Austin City Council gave the green light March 7 to launch an Infrastructure Academy to connect residents with jobs as Austin embarks on $25 billion in capital projects.

The program aims to help fill thousands of skilled trades jobs with local talent as Austin widens I-35, expands the airport, renovates the convention center and adds a light rail to its transportation network.

The academy could operate similarly to the Art in Public Spaces program, which commissions local artists to create murals and other installations throughout the city.

“We're going to build the physical infrastructure that we determined we need for this community, [but] we don't have the human infrastructure in place,” Mayor Kirk Watson told Community Impact. “And that’s what this is about.”

The why

The Infrastructure Academy follows an October report from consulting firm CivicSol that found Austin will need to fill 10,000 infrastructure and mobility jobs per year for the next 17 years to realize its laundry list of capital projects. Watson said that means Austin will need to maintain its current workforce and add 4,000 new workers to it each year for nearly the next two decades.

The city’s infrastructure workforce is already made up of 222,000 workers, more than the local health care and manufacturing industries combined, Watson said.

Austin will also need to ramp up its recruiting efforts and improve coordination with existing organizations, such as Workforce Solutions Capital Area, Skillpoint Alliance and Austin Community College to get local workers trained and hired, the study found.

The impact

The boom in infrastructure and mobility jobs—some of which require training that can be completed in a matter of weeks—could transform Austin into a city that doesn’t require a college degree to be successful, Watson said.

Watson said a “key goal” of the Infrastructure Academy is to establish a new normal in which a high school graduate can go to trade school instead of a four-year university and thrive in Austin.

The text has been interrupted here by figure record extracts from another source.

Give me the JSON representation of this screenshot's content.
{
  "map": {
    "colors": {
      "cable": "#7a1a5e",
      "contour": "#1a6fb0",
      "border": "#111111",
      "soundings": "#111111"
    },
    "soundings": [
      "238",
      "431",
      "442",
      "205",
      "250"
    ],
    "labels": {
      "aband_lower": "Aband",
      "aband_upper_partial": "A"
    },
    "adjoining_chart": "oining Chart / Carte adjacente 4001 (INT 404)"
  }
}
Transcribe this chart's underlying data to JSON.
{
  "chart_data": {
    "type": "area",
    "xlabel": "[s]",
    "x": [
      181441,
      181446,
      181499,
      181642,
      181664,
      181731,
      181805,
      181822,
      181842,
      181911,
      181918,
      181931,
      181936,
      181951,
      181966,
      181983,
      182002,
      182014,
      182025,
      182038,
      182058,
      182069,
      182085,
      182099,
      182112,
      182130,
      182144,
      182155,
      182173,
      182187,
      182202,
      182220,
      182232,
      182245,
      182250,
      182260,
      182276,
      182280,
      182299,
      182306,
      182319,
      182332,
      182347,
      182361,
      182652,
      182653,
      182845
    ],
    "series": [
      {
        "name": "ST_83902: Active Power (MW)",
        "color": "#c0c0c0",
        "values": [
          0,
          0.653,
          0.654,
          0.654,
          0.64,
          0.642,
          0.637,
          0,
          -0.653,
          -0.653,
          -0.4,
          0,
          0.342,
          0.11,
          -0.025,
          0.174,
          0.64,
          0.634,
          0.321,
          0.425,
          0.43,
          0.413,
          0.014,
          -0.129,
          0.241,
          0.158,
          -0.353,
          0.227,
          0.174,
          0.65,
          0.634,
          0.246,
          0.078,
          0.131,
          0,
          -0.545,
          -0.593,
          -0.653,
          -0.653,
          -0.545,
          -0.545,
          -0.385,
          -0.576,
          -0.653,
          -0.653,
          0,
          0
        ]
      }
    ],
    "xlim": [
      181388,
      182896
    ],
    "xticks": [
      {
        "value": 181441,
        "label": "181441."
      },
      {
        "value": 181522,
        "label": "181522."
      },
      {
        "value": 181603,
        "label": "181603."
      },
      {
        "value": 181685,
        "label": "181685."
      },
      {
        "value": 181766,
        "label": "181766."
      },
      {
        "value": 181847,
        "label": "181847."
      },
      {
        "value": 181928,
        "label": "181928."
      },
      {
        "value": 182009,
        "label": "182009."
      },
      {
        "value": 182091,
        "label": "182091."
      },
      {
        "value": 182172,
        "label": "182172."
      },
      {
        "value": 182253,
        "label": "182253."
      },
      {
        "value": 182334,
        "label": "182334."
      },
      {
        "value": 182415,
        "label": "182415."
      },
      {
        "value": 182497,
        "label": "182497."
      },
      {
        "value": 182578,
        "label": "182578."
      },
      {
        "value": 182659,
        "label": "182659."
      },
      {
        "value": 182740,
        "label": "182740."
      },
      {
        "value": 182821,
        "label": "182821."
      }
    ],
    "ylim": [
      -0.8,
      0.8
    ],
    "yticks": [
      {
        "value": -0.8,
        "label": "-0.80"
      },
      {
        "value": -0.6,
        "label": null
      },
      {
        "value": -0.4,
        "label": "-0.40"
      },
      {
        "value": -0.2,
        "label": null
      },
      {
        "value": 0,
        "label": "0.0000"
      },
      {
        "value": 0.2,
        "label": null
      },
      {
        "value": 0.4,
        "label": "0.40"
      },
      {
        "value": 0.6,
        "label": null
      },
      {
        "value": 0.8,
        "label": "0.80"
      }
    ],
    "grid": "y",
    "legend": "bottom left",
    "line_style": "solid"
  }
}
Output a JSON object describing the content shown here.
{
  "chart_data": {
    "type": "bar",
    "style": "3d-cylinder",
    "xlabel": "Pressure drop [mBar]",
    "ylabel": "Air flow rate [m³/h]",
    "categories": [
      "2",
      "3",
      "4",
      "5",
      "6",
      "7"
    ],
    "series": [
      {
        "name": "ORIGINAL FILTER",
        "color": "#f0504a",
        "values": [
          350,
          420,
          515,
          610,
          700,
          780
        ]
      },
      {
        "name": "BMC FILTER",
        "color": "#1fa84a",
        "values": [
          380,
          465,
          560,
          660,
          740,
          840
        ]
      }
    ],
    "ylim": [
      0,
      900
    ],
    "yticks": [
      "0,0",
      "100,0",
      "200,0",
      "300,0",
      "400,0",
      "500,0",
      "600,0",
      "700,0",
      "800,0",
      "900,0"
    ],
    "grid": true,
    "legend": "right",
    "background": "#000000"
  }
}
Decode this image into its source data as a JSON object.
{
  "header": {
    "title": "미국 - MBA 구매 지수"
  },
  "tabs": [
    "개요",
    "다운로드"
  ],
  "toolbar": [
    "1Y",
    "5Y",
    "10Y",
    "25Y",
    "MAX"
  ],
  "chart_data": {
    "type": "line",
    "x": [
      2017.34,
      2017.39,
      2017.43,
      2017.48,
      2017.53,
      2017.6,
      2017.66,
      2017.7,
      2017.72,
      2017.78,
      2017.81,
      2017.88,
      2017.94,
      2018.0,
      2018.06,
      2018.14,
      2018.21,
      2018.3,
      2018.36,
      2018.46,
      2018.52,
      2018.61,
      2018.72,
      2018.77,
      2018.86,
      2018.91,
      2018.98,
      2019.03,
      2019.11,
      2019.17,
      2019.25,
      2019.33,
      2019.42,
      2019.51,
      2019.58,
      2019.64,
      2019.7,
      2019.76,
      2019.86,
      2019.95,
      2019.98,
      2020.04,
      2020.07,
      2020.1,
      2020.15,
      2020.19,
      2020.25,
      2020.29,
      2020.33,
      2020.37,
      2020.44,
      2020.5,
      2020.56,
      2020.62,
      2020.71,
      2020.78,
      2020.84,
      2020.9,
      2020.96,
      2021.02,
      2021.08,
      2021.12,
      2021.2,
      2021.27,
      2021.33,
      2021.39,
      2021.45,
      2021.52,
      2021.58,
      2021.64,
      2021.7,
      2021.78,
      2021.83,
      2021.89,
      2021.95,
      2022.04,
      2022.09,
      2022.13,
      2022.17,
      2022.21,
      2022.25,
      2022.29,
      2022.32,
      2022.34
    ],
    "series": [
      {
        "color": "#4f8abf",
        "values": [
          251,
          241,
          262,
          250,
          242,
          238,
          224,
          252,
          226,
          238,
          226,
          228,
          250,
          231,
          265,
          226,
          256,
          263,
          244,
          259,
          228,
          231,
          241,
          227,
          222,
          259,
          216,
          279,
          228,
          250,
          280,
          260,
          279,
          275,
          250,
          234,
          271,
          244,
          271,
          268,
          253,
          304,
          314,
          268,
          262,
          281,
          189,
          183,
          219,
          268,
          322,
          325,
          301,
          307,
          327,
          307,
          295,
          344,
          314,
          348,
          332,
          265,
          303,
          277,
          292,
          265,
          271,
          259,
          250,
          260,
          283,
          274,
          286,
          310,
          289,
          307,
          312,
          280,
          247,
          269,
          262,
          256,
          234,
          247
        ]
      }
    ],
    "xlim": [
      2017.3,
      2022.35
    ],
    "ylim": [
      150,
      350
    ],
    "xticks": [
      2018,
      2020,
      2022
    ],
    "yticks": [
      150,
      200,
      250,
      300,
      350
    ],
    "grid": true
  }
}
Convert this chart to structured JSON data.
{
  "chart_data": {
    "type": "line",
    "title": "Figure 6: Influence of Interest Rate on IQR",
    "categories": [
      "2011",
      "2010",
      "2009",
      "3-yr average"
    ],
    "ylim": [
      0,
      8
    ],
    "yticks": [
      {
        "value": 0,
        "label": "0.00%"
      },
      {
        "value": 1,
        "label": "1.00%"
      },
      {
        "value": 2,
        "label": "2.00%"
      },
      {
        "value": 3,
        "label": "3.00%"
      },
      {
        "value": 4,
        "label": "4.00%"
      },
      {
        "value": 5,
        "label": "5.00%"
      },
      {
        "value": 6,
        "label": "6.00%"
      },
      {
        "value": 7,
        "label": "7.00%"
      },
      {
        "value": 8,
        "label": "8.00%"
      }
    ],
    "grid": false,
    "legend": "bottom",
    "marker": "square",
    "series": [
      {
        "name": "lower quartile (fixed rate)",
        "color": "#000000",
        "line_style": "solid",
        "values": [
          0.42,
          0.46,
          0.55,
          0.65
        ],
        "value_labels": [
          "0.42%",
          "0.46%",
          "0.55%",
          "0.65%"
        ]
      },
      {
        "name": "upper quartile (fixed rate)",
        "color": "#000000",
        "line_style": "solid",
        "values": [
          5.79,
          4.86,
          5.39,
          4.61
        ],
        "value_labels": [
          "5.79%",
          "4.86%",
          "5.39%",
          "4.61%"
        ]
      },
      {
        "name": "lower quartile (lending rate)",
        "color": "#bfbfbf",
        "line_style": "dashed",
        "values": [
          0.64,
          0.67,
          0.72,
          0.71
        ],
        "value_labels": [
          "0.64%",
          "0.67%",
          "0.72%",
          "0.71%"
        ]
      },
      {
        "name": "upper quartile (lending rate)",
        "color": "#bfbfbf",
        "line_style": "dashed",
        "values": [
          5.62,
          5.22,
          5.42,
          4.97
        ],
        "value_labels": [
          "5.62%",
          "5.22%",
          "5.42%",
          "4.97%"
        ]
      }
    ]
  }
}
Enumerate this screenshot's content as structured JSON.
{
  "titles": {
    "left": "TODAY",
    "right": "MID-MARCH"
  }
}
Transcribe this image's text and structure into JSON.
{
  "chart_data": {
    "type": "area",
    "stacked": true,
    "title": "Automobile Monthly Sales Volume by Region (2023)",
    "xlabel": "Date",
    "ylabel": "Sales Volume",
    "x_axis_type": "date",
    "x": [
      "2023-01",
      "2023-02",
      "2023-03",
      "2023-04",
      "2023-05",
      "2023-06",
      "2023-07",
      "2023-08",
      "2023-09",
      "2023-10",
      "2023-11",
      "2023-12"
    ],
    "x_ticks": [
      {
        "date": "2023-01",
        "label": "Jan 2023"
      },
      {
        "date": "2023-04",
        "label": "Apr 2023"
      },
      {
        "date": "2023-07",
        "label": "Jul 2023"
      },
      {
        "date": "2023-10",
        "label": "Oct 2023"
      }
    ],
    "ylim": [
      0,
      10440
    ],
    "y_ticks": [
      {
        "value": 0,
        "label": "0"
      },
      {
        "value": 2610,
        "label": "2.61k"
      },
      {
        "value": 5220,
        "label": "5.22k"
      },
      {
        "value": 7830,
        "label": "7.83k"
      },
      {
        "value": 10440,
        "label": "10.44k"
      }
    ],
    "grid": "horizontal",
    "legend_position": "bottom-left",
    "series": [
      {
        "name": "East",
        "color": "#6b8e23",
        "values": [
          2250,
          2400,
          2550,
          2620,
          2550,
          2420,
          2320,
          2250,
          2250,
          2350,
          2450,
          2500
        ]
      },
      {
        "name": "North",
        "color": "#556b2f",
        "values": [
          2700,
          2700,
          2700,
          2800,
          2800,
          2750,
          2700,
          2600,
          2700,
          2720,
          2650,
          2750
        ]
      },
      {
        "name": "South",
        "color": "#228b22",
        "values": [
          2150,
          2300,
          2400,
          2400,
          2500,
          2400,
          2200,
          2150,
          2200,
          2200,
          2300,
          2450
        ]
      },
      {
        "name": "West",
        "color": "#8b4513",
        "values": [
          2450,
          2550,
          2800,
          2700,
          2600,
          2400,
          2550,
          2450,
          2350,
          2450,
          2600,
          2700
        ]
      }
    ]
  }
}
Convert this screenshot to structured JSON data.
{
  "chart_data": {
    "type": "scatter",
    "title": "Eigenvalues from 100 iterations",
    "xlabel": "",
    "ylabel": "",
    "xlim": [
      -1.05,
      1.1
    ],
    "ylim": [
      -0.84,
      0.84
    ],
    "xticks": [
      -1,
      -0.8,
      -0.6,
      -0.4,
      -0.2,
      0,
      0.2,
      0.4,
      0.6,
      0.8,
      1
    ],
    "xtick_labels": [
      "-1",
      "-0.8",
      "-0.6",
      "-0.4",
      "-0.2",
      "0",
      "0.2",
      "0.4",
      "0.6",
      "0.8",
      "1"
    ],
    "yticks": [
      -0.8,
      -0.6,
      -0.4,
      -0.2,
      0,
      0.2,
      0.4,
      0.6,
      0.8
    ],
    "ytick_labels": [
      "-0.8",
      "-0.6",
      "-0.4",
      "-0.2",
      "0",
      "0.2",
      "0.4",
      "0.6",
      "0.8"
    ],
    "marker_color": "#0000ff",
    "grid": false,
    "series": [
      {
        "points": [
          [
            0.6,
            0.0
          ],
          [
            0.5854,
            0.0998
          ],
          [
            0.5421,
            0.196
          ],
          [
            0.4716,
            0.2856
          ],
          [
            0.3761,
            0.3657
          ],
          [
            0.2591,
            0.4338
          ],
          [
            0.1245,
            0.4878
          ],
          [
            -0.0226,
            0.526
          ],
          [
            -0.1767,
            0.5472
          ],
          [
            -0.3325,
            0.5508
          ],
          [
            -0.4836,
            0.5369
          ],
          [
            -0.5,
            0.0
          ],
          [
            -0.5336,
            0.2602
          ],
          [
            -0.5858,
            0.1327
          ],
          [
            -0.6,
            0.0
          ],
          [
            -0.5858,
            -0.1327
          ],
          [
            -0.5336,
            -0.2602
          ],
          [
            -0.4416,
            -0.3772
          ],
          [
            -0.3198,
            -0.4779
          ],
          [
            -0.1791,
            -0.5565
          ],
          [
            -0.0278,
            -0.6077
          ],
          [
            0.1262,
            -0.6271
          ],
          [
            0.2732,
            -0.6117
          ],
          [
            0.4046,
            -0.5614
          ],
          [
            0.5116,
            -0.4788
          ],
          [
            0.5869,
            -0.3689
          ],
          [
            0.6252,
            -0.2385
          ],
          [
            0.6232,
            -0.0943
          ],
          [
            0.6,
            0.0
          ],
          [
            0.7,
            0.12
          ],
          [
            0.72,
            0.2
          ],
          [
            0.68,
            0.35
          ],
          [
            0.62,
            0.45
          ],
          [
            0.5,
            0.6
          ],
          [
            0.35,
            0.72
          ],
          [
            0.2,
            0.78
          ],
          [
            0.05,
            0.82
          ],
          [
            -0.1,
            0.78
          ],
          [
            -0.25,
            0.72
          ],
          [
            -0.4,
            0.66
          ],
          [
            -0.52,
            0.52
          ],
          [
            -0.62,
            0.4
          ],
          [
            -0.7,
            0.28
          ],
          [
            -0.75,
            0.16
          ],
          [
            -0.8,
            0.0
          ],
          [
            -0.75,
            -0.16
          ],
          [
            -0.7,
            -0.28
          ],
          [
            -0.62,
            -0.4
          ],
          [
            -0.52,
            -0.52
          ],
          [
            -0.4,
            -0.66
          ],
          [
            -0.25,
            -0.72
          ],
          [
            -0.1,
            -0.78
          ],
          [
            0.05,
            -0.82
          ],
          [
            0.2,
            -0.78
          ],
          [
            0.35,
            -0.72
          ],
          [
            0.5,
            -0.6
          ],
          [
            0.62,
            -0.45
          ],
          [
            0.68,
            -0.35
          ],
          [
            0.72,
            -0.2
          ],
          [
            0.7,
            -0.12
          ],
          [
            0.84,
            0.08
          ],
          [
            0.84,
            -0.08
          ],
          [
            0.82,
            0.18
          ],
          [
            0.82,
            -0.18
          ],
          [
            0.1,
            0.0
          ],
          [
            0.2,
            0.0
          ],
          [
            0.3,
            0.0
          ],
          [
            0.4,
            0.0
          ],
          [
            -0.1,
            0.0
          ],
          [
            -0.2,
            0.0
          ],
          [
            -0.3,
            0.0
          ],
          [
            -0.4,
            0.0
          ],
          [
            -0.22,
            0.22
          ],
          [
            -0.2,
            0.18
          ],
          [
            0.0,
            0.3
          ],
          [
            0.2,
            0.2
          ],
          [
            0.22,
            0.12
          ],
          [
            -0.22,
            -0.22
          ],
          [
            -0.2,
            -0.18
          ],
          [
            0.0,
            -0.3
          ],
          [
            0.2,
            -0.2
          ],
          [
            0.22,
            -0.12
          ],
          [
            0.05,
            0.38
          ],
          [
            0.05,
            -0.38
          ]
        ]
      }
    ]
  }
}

Creating that reality means starting the recruiting process for skilled trades jobs as early as seventh grade, said Sarah Garza, director of mobility industry partnerships at Workforce Solutions Capital Area.

“We know with the amount of workers that we're going to need for these projects, we can't just pull from the same well of talent; we're going to need to dig a little deeper,” Garza said.

Quote of note

“We never want to dismiss someone achieving their highest level of educational attainment,” said Tamara Atkinson, CEO of Workforce Solutions Capital Area. “But we also need to equally be sharing the narrative that people can, right out of high school, get to work and be learning, and in four years after their peers are graduating from college with debt, they can be earning $70,000 [a year] and have zero debt.”

Diving in deeper

Another key focus of the Infrastructure Academy is investing in and making affordable child care accessible, as it remains a barrier for parents, particularly women, looking to land an infrastructure job.

Women make up about 15% of Austin’s skilled trades workforce, Watson said, but it should be around 41% to be consistent with the general population of the city’s workforce.

Members of Go Austin/Vamos Austin, or GAVA, spoke during public comment March 7 demanding more action on affordable child care as Austin has seen a growing waitlist for child care subsidies that reached nearly 4,000 people in December.

The group urged City Council to invest $1.5 million for early childhood education and child care costs as part of the Infrastructure Academy.

“Since his first 100 days Mayor Watson has spoken broadly on record of his plans to support child care; however, to our knowledge, Item 21 is the first resolution to come forth from him that mentions child care,” GAVA said in a statement to Community Impact. “Since the proposed Academy will create increased demand on the existing child care system that is already overwhelmed and under-resourced, GAVA urged council to act now and amend the resolution to do more to build up early childhood solutions with dedicated funding to meet current child care needs and to better prepare for the child care needs of the 4,000 new Infrastructure Academy workers.”

What’s next

Austin leaders are working on finding a brick-and-mortar location for the Infrastructure Academy, which will be announced soon, officials said.